While housing markets in the rest of the country reel from the mortgage crisis, Irvine, the city that was once home to 18 subprime lenders, is seeing its local economy suffer as the effects of high profile bankruptcies ripples to other businesses.
"The subprime mortgage meltdown has shaken the entire U.S. economy. But nowhere might the impact be as stark as Irvine, California, a planned community nestled between Los Angeles and San Diego.
A year ago at this time, Irvine was home to 18 subprime lenders, including many of the leaders in the field, such as New Century Financial and Option One. Then, in what seemed like the blink of an eye, 4,100 good-paying white collar jobs were gone, or roughly 2% of the city's work force.
And while that may not sound like a huge number of jobs lost, the ripple effects of the collapse of what was once a vibrant industry has extended far beyond the mortgage lending arena.
By the end of [last] year, almost 9,000 subprime jobs were gone from Orange County. Many of these people have been unable to find new jobs. And economic officials say that was only part of the economic pain.
Suppliers and service firms from hotels and restaurants to printers and software developers that had come to depend on the lenders for a bulk of their business have had to cut staff as well.
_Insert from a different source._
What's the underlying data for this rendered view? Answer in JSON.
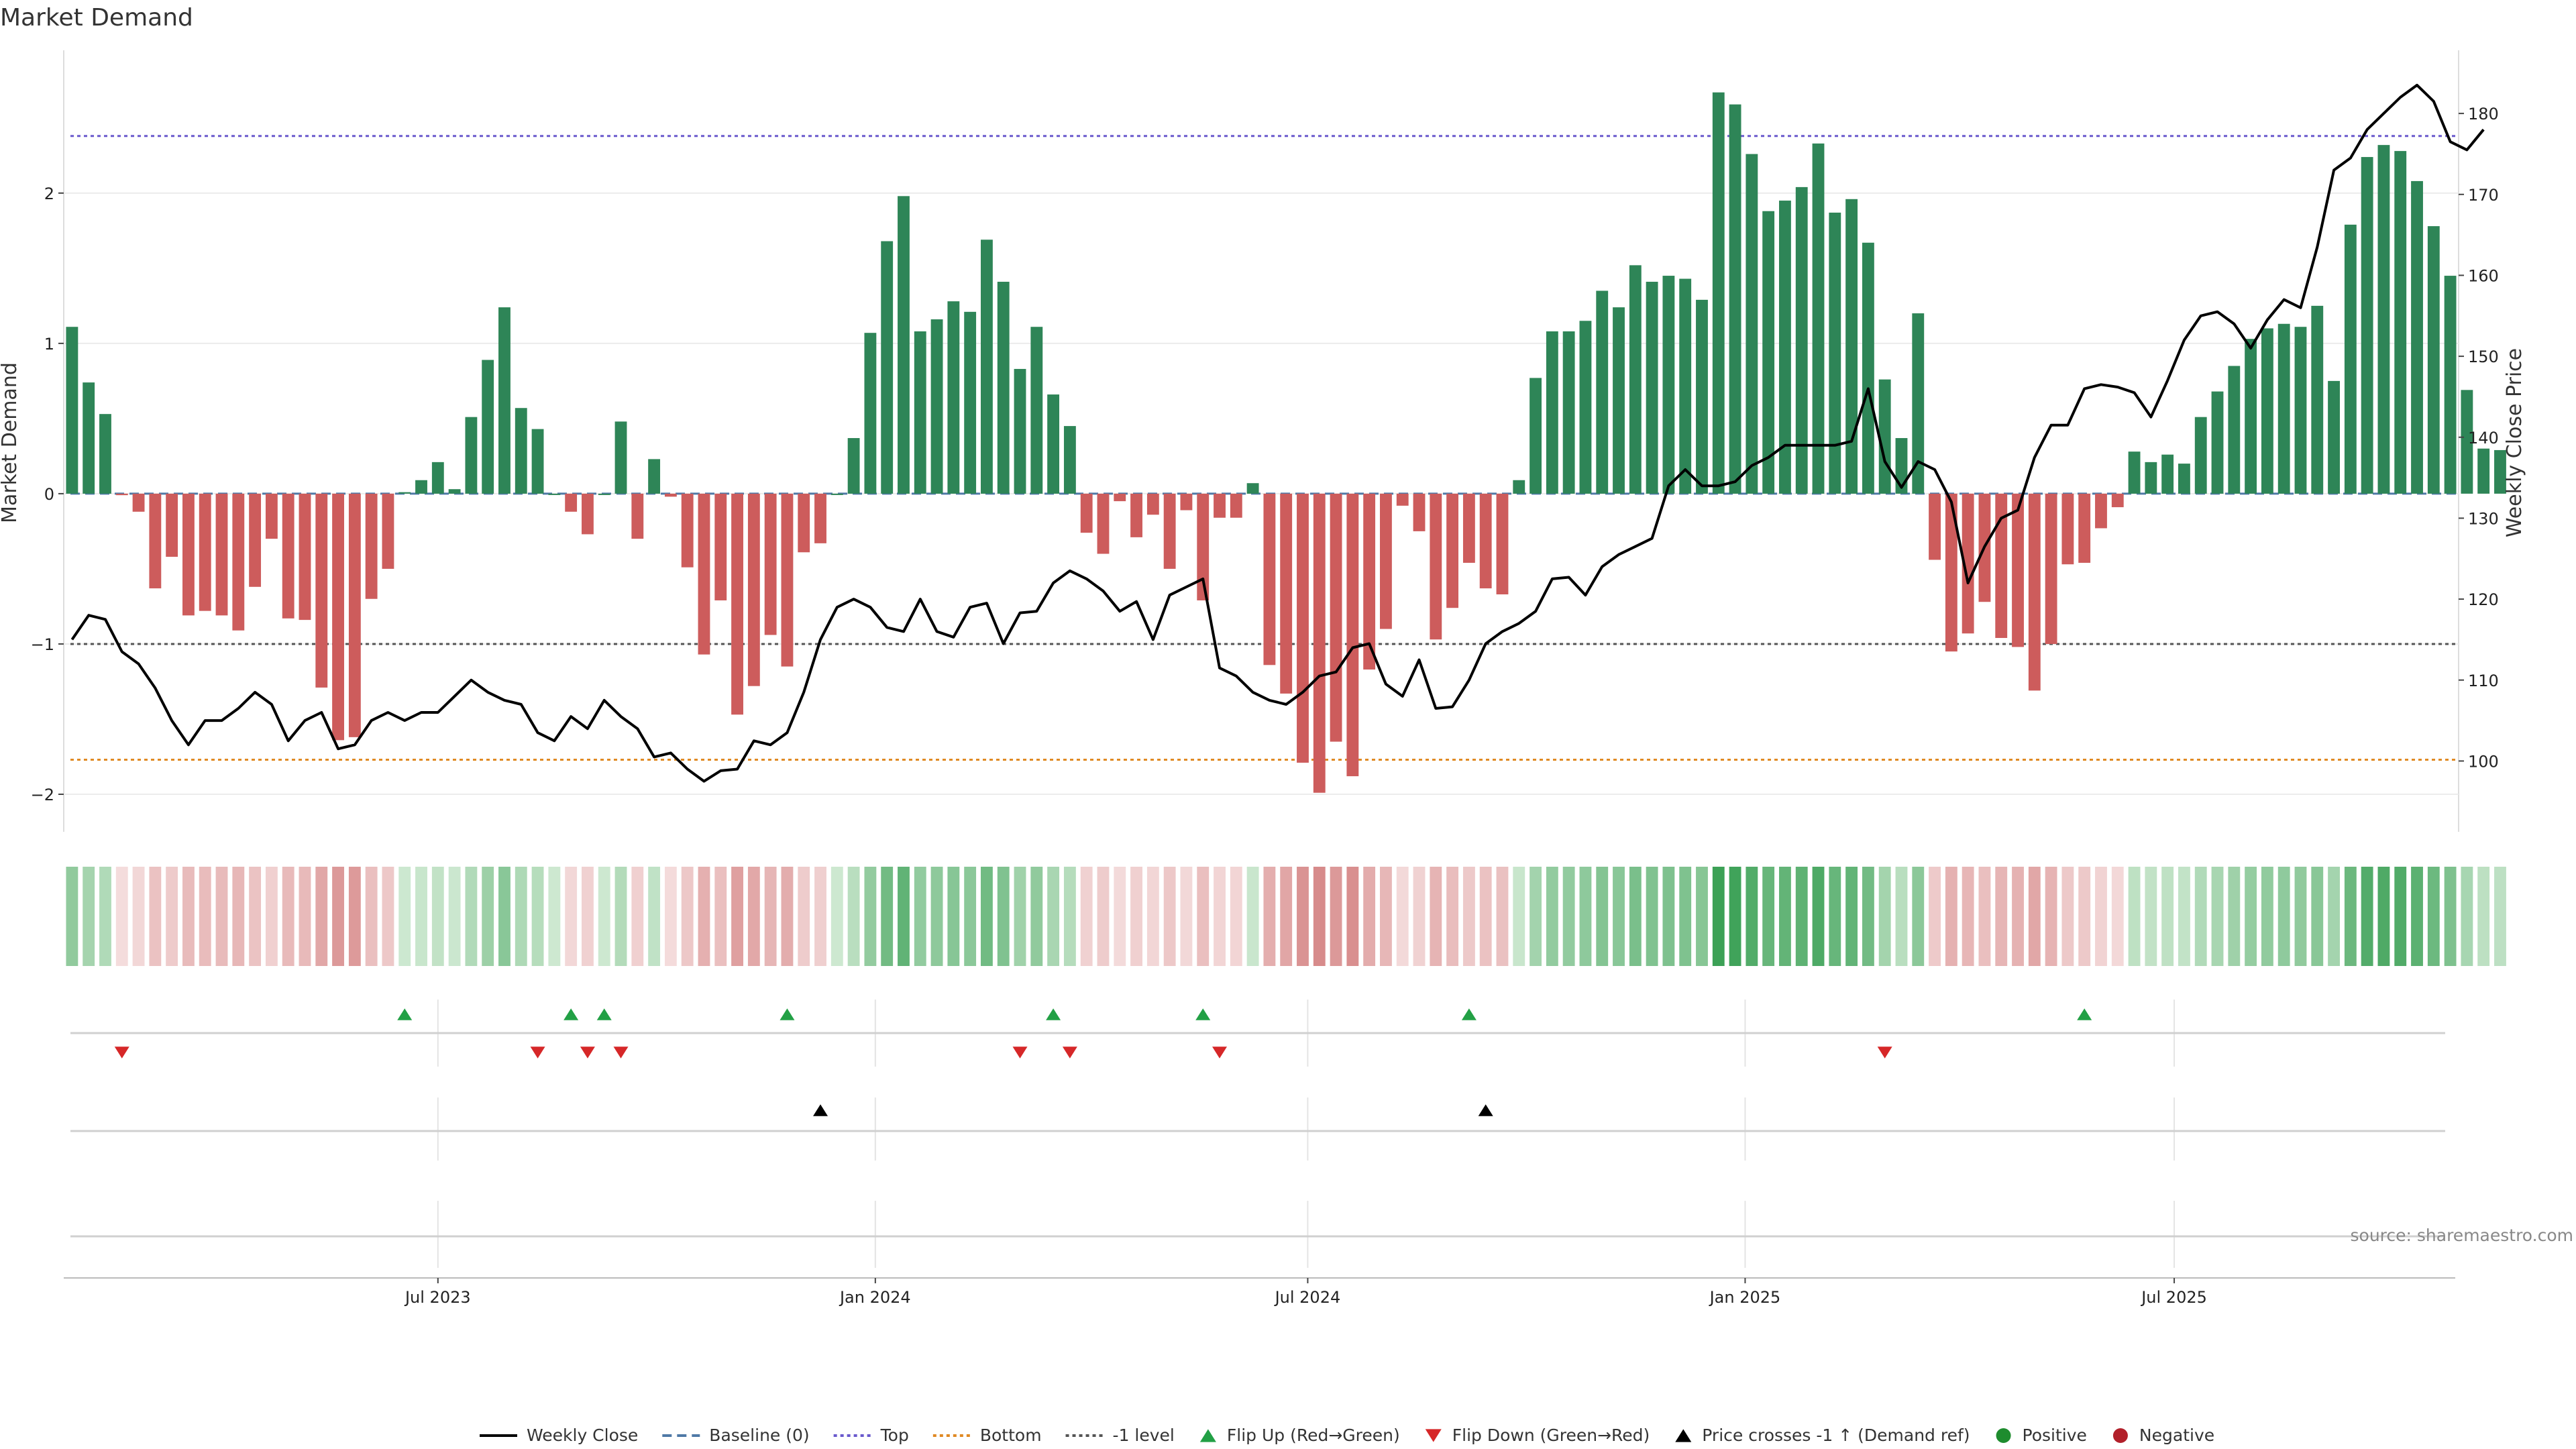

Ellis said one hotel in town has lost $1 million in annual bookings as a result of the subprime collapse. And small businesses, such as local trophy shops that produced the monthly sales awards, have been hurt.
Today, the office towers in central Irvine that used to house lenders like New Century and Option One have floor after floor of empty offices. The Chamber of Commerce estimates that 20% of the city's Class A office space is empty, a record high."